By default, reuse requires permission. Unless there are legal instruments that enforce openness of data by default, there is a need for an explicit, open licence. Licence serves as a legal tool facilitating reuse [1, p. 6].
The licence should state clearly what are the users allowed to do with the data. At the same time, the data should explicitly reference its licence to provide legal certainty. With explicit licences users of data no longer find themselves in a legal vacuum with no clear guidaince on how they can use the data.
However, even though explicit licensing is a fundamental requirement for publishing of both open and non-open data, data producers often neglect to conform with it. For example, 82.16 % of data sources in the Linked Open Data Cloud, the diagram overviewing linked open data sources, do not provide any licensing information [2]. Similar situation may be observed for the Czech public sector data, for which the licence is left unspecified in the majority of cases.
An essential goal of open licences is to achieve equal opportunities to access and use of the licensed work. An open licence should thus be non-exclusive, non-dicriminatory, enabling free reuse and redistribution of the licenced data. It should be agnostic of both users and types of use. Therefore, it should not discriminate against any persons or groups, fields of endeavour, or any types of prospective use for the data. Open licences should permit any type of reuse, allowing modifications and creation of derivative data, and any type of redistribution that provides access to data to others.
Access to data must not be restricted by administrative barriers or geography. Limiting access rigths only to citizens of a particular country is unacceptable. On the contrary, enabling access only to a pre-defined group of people is not sufficient. For example, Creative Commons Developing Nations License makes licensed content open only to the citizens in developing countries and as such is not considered to be an open licence.
Even though the primary objective of open licences is to remove obstacles to access and use, licences may stipulate some permissible requirements that the licensees using the licensed content need to comply with. At maximum, an open licence may require attribution to the original author and redistribution with the same or analogous licence.
However, the requirement for attribution can cause difficulties when multiple datasets are reused and combined. This problem is known as “attribution stacking” because the number of parties that have to be attributed increases with the number of datasets that are involved in reuse and come from different authors.
A similar problem to the attribution stacking and spreading arise with share-alike licences that require the same or analogous licence to be used for redistribution. Share-alike licences are “viral” licences, for which the licensed content is their carrier. They may prove to be difficult to work with in cases where data available under the terms of different viral licences are combined and redistributed.
Open data is advised to be equipped with a standard, generic licence. If a custom licence is applied, it makes the use of data more cumbersome, because the user has to first study the unknown licence, instead of relying on terms and conditions of a well-known licence. Thus, the use of a custom licence may imply high transaction costs associated with using the licensed content.
The way users interface with data may be made even more uniform if a single licence is applied. In a controlled setting, such as in the public sector, establishing a unified licence is encouraged to simplify conditions of use, particularly for combining multiple datasets. Nevertheless, data provision under the terms of one licence is unlikely to scale. There are far too many different conditions around data which no single licence can cover.

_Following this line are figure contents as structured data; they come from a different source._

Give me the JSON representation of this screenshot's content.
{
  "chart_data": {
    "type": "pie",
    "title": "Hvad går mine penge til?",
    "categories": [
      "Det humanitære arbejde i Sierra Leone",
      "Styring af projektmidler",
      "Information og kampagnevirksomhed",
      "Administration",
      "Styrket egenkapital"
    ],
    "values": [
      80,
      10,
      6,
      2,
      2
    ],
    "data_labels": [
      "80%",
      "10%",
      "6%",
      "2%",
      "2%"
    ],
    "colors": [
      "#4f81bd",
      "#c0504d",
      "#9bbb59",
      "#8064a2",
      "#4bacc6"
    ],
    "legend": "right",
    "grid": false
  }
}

Open data licences are considered to be those that conform with the Open Definition. Open Definition is a widely established definition of what it means for information to be open. “A piece of content or data is open if anyone is free to use, reuse, and redistribute it — subject only, at most, to the requirement to attribute and share-alike” [3]. The definition focuses on the legal aspects of openness and as such it is closely tied to licences that enable open distribution.

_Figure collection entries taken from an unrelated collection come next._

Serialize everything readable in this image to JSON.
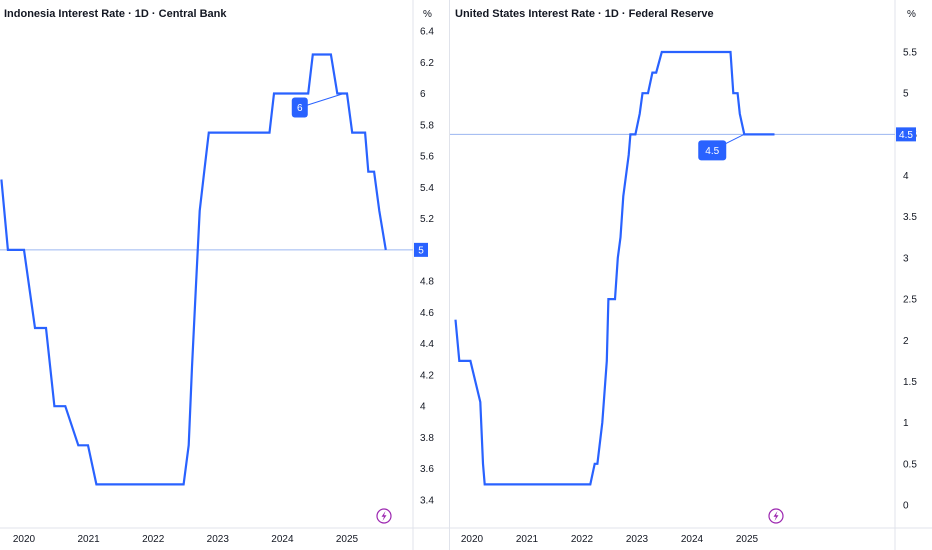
{
  "colors": {
    "line": "#2962ff",
    "ref_line": "#9cb6f0",
    "axis_text": "#131722",
    "grid_border": "#e0e3eb",
    "badge_text": "#ffffff",
    "flash_icon": "#9c27b0"
  },
  "icons": {
    "flash": "lightning-bolt-icon"
  },
  "chart_data": [
    {
      "type": "line",
      "title": "Indonesia Interest Rate · 1D · Central Bank",
      "unit_label": "%",
      "xlim": [
        2019.65,
        2025.8
      ],
      "ylim": [
        3.35,
        6.5
      ],
      "x_ticks": [
        2020,
        2021,
        2022,
        2023,
        2024,
        2025
      ],
      "x_tick_labels": [
        "2020",
        "2021",
        "2022",
        "2023",
        "2024",
        "2025"
      ],
      "y_ticks": [
        3.4,
        3.6,
        3.8,
        4,
        4.2,
        4.4,
        4.6,
        4.8,
        5,
        5.2,
        5.4,
        5.6,
        5.8,
        6,
        6.2,
        6.4
      ],
      "y_tick_labels": [
        "3.4",
        "3.6",
        "3.8",
        "4",
        "4.2",
        "4.4",
        "4.6",
        "4.8",
        "5",
        "5.2",
        "5.4",
        "5.6",
        "5.8",
        "6",
        "6.2",
        "6.4"
      ],
      "current_value": 5,
      "current_value_label": "5",
      "annotation": {
        "label": "6",
        "x": 2024.95,
        "y": 6
      },
      "series": [
        {
          "x": [
            2019.65,
            2019.75,
            2020.0,
            2020.17,
            2020.34,
            2020.47,
            2020.64,
            2020.84,
            2020.99,
            2021.12,
            2022.0,
            2022.47,
            2022.55,
            2022.6,
            2022.66,
            2022.72,
            2022.79,
            2022.86,
            2022.95,
            2023.05,
            2023.22,
            2023.8,
            2023.87,
            2024.0,
            2024.4,
            2024.47,
            2024.75,
            2024.85,
            2025.0,
            2025.08,
            2025.28,
            2025.33,
            2025.42,
            2025.5,
            2025.6
          ],
          "y": [
            5.45,
            5,
            5,
            4.5,
            4.5,
            4,
            4,
            3.75,
            3.75,
            3.5,
            3.5,
            3.5,
            3.75,
            4.25,
            4.75,
            5.25,
            5.5,
            5.75,
            5.75,
            5.75,
            5.75,
            5.75,
            6,
            6,
            6,
            6.25,
            6.25,
            6,
            6,
            5.75,
            5.75,
            5.5,
            5.5,
            5.25,
            5
          ]
        }
      ]
    },
    {
      "type": "line",
      "title": "United States Interest Rate · 1D · Federal Reserve",
      "unit_label": "%",
      "xlim": [
        2019.7,
        2026.3
      ],
      "ylim": [
        -0.15,
        5.85
      ],
      "x_ticks": [
        2020,
        2021,
        2022,
        2023,
        2024,
        2025
      ],
      "x_tick_labels": [
        "2020",
        "2021",
        "2022",
        "2023",
        "2024",
        "2025"
      ],
      "y_ticks": [
        0,
        0.5,
        1,
        1.5,
        2,
        2.5,
        3,
        3.5,
        4,
        4.5,
        5,
        5.5
      ],
      "y_tick_labels": [
        "0",
        "0.5",
        "1",
        "1.5",
        "2",
        "2.5",
        "3",
        "3.5",
        "4",
        "4.5",
        "5",
        "5.5"
      ],
      "current_value": 4.5,
      "current_value_label": "4.5",
      "annotation": {
        "label": "4.5",
        "x": 2024.95,
        "y": 4.5
      },
      "series": [
        {
          "x": [
            2019.7,
            2019.77,
            2019.97,
            2020.15,
            2020.2,
            2020.23,
            2022.15,
            2022.23,
            2022.28,
            2022.37,
            2022.45,
            2022.48,
            2022.6,
            2022.65,
            2022.7,
            2022.75,
            2022.85,
            2022.88,
            2022.97,
            2023.05,
            2023.1,
            2023.2,
            2023.28,
            2023.35,
            2023.45,
            2023.55,
            2024.7,
            2024.75,
            2024.83,
            2024.87,
            2024.95,
            2025.5
          ],
          "y": [
            2.25,
            1.75,
            1.75,
            1.25,
            0.5,
            0.25,
            0.25,
            0.5,
            0.5,
            1,
            1.75,
            2.5,
            2.5,
            3,
            3.25,
            3.75,
            4.25,
            4.5,
            4.5,
            4.75,
            5,
            5,
            5.25,
            5.25,
            5.5,
            5.5,
            5.5,
            5,
            5,
            4.75,
            4.5,
            4.5
          ]
        }
      ]
    }
  ]
}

Several existing licences conform with the requirements on legal openness of open data. Some of them are the generic licences that may be used regardless of the context.
For example, among the generic licences recommended for open data the commonly applied ones include Creative Commons Zero (CC0) and Open Data Commons Public Domain Dedication and License (ODC PDDL). As a matter of fact, CC0 is not a licence, but a waiver that puts the licensed content in the public domain. As discussed in the previous parts, in some states legislation does not allow content to enter in the public domain by artificial means, such as with a waiver. In such cases, ODC PDDL may be applied because it contains not only a waiver but a licence agreement too, which sets the conditions of use for the licensed content to be the same as for the public domain content.
General-purpose licences may be substituted by licences with a specific purpose. An example of this type of licence is UK Open Government Licence that was designed for releasing open data in the UK public sector in particular.